TBonnin commented 8 years ago

Does this mean there is also a problem with the AMP validator when there is not itemprop="image"?

katebee commented 8 years ago

AMP appears to have it's own standard, so will not be affected.

AMP uses this type of tagging system to get content: <amp-img src="welcome.jpg" alt="Welcome" height="400" width="800"></amp-img>

https://www.ampproject.org/docs/reference/spec.html

From what I can understand, the headers of article pages include: <link rel="amphtml" href="https://amp.theguardian.com/...... This takes the AMP bot to a page with AMP tagged content, including amp-img.

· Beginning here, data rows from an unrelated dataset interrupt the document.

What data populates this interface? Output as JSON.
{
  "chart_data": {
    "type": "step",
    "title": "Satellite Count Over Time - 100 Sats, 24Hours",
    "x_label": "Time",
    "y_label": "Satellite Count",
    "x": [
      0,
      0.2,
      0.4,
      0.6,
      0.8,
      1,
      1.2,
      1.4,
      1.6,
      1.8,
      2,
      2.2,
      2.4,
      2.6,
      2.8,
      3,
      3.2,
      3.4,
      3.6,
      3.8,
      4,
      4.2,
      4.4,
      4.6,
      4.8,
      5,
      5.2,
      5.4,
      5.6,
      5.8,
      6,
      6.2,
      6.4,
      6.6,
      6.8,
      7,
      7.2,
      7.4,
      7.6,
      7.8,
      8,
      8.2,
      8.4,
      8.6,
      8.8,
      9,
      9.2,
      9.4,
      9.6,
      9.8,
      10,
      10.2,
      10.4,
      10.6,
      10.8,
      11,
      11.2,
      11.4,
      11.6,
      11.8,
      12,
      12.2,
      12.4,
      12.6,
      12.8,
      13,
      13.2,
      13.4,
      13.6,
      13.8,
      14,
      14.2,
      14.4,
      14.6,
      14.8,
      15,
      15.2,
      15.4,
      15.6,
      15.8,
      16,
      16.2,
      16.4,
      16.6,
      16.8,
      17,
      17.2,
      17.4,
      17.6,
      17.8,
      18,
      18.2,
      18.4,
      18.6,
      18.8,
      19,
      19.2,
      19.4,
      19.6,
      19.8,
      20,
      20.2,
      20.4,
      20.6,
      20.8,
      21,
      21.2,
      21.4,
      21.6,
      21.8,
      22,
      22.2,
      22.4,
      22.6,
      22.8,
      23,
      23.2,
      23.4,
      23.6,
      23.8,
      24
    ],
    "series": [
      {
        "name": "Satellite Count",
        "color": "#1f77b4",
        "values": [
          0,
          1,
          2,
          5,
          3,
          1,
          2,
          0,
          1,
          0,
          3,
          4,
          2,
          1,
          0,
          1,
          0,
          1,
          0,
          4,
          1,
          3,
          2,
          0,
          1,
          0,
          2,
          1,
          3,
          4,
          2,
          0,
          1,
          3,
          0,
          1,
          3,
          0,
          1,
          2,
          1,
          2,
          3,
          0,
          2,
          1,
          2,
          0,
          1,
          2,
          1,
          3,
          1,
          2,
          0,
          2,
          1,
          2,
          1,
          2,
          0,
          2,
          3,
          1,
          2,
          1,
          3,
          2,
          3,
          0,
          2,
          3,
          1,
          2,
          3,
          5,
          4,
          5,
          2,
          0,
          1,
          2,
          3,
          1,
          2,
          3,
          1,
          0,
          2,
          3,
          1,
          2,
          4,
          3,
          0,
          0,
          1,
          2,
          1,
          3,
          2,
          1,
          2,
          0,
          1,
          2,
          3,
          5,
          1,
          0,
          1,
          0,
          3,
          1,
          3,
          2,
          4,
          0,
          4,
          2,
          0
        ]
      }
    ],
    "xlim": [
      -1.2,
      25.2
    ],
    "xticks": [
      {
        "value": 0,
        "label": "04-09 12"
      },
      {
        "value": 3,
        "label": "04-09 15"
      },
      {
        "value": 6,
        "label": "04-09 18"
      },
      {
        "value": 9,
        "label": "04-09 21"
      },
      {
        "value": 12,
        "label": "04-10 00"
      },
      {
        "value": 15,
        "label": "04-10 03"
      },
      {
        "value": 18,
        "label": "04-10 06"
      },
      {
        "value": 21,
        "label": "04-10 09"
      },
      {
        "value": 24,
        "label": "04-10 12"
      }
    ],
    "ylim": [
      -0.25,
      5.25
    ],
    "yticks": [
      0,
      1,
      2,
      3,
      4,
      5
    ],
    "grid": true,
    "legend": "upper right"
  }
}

TBonnin commented 8 years ago

Sorry I used the wrong term. I am not talking about the amp validator but the google search index validation for amp page (ie: if page doesn't validate it is not shown in the carrousel) which is using schema.org specs. (I know, super confusing 😕) I've just tried the url you provided with the google webmaster tool and an error is raised: A value for the image field is required. https://search.google.com/structured-data/testing-tool?url=https%3A%2F%2Famp.theguardian.com%2Ftravel%2F2002%2Fmar%2F24%2Fhotels4#url=https%3A%2F%2Famp.theguardian.com%2Fcommentisfree%2F2016%2Fjun%2F16%2Fthe-guardian-view-on-jo-cox-an-attack-on-humanity-idealism-and-democracy

So this issue where there is no main image for article with main video seems to also affects amp results. A same fix would solve both issues I believe. I don't know if it change the priority of this issue though. Maybe @stephanfowler can jump in.

stephanfowler commented 8 years ago

If the missing main image causes the AMP cache to reject the page, that would make it a priority to fix. If that work also prevents the overlay on Google search, all the better.

katebee commented 8 years ago

Still working on this. Just opened PR #13533

Google search results are a bit of a black box; I am starting with minor changes to the metadata on our pages and will gradual progress to more drastic ones... until I get the result I want!

I have a feeling that, for articles without an ImageObject (that may only have a VideoObject), we need a similar workaround as used for AMP in articleBody.scala.html, where we add a DIV with the required meta itemprops so Google doesn't fallback to the OpenGraph tags.